Federal prosecutors are seeking to hold financier Jeffrey Epstein without bail on charges that sexually trafficked dozens of underage victims at his Manhattan mansion.

In a memo on Monday, the prosecutors argued that Epstein poses an extreme flight risk, given his vast wealth and the seriousness of the charges. The 66-year-old financier faces potentially decades in prison if convicted. Epstein pleaded not guilty Monday at a hearing in front of U.S. Magistrate Judge Henry Pitman. He will remain in custody at least until Thursday, when the judge will hold a bail hearing.

Epstein was accused of similar offenses more than a decade ago in Florida. In a plea agreement that has come under wide condemnation, he was allowed to plead guilty to state prostitution charges in exchange for a sentence of 13 months in a local facility. He and his alleged accomplices were also granted immunity from federal prosecution.

The case received renewed scrutiny thanks to a Miami Herald investigation published in November, which highlighted the unusually lenient terms of the arrangement.
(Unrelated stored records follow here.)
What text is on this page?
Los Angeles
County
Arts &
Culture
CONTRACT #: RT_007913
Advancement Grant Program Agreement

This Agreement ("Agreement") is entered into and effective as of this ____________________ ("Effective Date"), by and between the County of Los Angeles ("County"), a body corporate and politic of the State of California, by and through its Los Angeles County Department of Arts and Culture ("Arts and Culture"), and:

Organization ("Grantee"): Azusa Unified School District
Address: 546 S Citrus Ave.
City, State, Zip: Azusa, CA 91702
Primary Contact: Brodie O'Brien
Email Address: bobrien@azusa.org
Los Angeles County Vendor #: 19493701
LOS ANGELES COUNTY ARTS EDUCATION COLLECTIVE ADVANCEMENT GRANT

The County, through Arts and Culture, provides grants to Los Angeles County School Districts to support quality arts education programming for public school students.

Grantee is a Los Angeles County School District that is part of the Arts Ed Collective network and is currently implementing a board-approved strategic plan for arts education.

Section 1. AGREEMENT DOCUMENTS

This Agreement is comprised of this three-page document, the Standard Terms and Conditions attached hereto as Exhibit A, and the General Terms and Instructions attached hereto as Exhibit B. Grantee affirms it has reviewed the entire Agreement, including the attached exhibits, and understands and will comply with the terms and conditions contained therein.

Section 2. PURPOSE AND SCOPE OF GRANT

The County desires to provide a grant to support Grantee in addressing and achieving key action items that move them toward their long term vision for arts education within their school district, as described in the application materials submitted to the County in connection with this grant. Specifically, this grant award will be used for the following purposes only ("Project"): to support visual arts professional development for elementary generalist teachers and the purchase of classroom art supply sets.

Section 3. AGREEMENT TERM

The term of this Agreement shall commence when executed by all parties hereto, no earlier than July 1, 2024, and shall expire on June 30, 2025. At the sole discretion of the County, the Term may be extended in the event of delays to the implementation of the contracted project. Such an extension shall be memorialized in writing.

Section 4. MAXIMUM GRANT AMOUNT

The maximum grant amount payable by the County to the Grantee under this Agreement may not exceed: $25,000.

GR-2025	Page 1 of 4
Epstein was arrested on Saturday afternoon at Teterboro Airport in New Jersey, and is being held at New York’s Metropolitan Correctional Center. In an indictment unsealed on Monday, Epstein is accused of luring girls as young as 14 to his Upper East Side mansion between 2002 and 2005, and paying them hundreds of dollars for “massages.” The government alleges that Epstein would have the girls undress and touch them sexually, and would also masturbate. The girls were also paid to recruit other girls to come to his home, according to the indictment.

In a bail memorandum on Monday, prosecutors argued that the new charges are not barred by the Florida plea agreement. The government argues that the agreement applied only to conduct in Florida, and does not preclude charges from the U.S. Attorney’s Office in New York, which was not a party to the agreement.

Epstein’s attorneys argue that the government is seeking to back out of the deal.

“To us, this indictment is essentially a do-over,” said Epstein’s attorney, Reid Weingarten, in court on Monday, according to Courthouse News. “That should chill the blood of every defense attorney who negotiates a deal with the United States.”